Dr. Marum has become our hero of sorts. She's the one who initially found the mass on Debra's ovary. I applaud her tenacity, even when Debra tried to convince her it was just a urinary tract infection!! Once again she made the right call. Debra's shortness of breath was being caused by pulmonary emboli. They're currently giving her blood thinner's to allow the clots to reabsorb.
Personally, I'm having a hard time holding it together. It's all very scary for me.

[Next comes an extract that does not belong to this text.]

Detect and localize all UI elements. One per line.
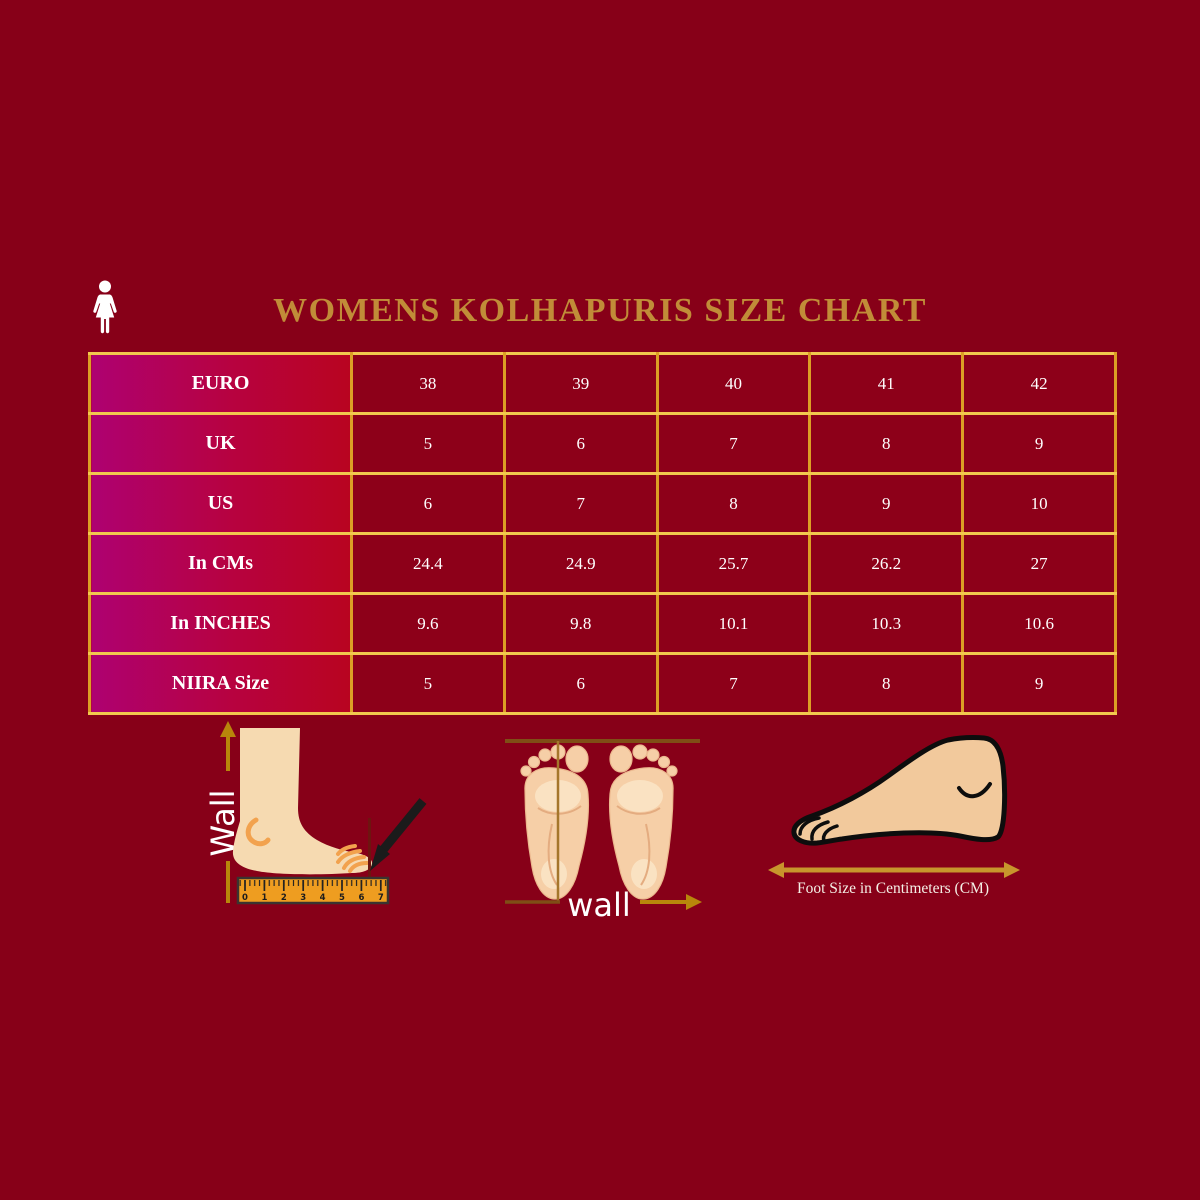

Last night, I was trying not to cry in front of Sofie. While she was cuddling with me, she noticed "sweat" on my face. I told her it wasn't sweat, but tears. I told her I had been crying because I was a little worried about Mama Debra. And in that very sweet, matter of fact way that only a 6 year old can be, she said, "Mama Debra will be okay and it's okay if you cry."
Against the advice of a few friends, I'm taking Sofie to see Debra in the hospital after school today. Debra and I feel in our guts that we need to de-stigmatize all that's going on for Sofie. It may be the wrong move, but my instinct tells me it's not. She has a lot of questions so we want to be as open as possible with her.